Tuesday, February 22, 2011

Untitled doily, pen, 2010

please excuse the imperfect scan. and while you're at it, please excuse the imperfect life. there. i said it. i'm hanging out in 'retirement village' this week where the only ambition is in a hot cup of coffee on the lanai. lovely, but the contrast to my reality really made me toss and turn last night. i must be nuts. or ambitious. today's magic: working on capturing the light and pattern i see in the palm fronds (images to follow when i return to my scanner).

Friday, February 11, 2011

respect the inspiration

Untitled nest, pen, 2011

i always notice birds on a wire. especially driving on major highways because the surroundings are sparse and the line of the wire is crisp in front of the gray of the sky. i follow that line and then the most precise dot appears. sometimes, there are multiple dots. then, i wonder why birds sit so evenly spaced along the wire. and i'm never interested in knowing the true answer. today's magic: understanding that asking questions promotes having to hear answers. sometimes, answers kill the moment.
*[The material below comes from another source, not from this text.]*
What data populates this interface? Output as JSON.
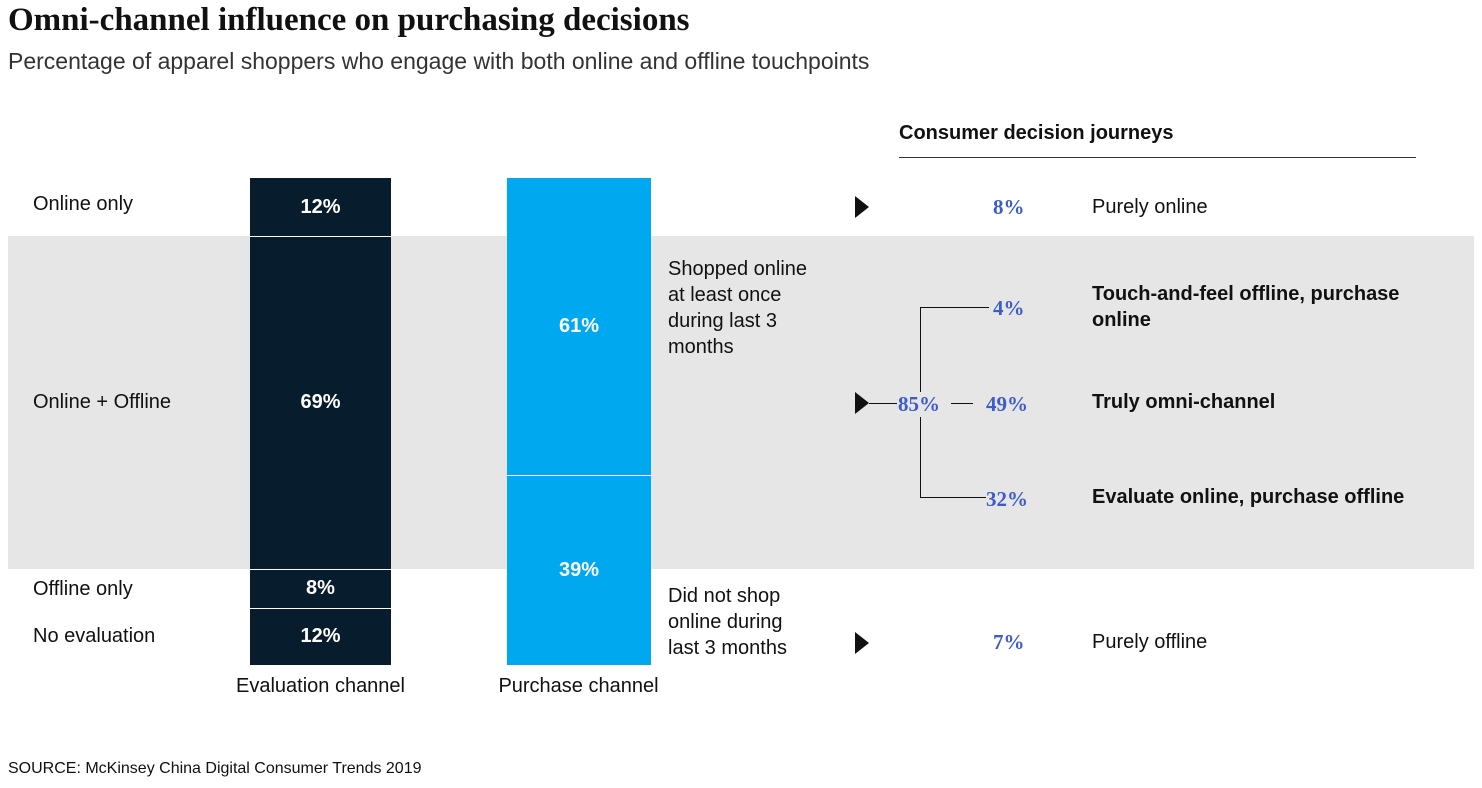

starting to wonder what i'm getting at here. what do i mean by 'magic'? i don't think it's truly about creating magical moments. its about art, inspiration. and follow-through. i've been missing the follow-through. thought i was satisfied for the time being just noticing the world around me. 'i am an artist,' i would say, 'most importantly, its a way of seeing the world. that's enough to hold me over while i take care of business.' meanwhile, ignoring the subtle pain, dare i say suffering, of disrespecting the inspiration. so subtle i only know it by the dull pressure in my gut most days. see birds-on-wire, draw birds-on-wire. better to follow-through than to be reminded of not respecting the inspiration every time i drive by a bird on the wire.
Untitled weed, pen, 2011

Saturday, February 5, 2011

stitch witchery



Untitled, thread, dye-painted organza, 2011

its a tough winter, but then i think of laura ingalls, and world events, and it puts it all in perspective. i'm revisiting some grad school ideas, and supplies, searching for my way back to an inspired and fearlessly creative life. today's magic: have sewing machine, favorite thread, painted organza that's been waiting ten years to be worked...will create.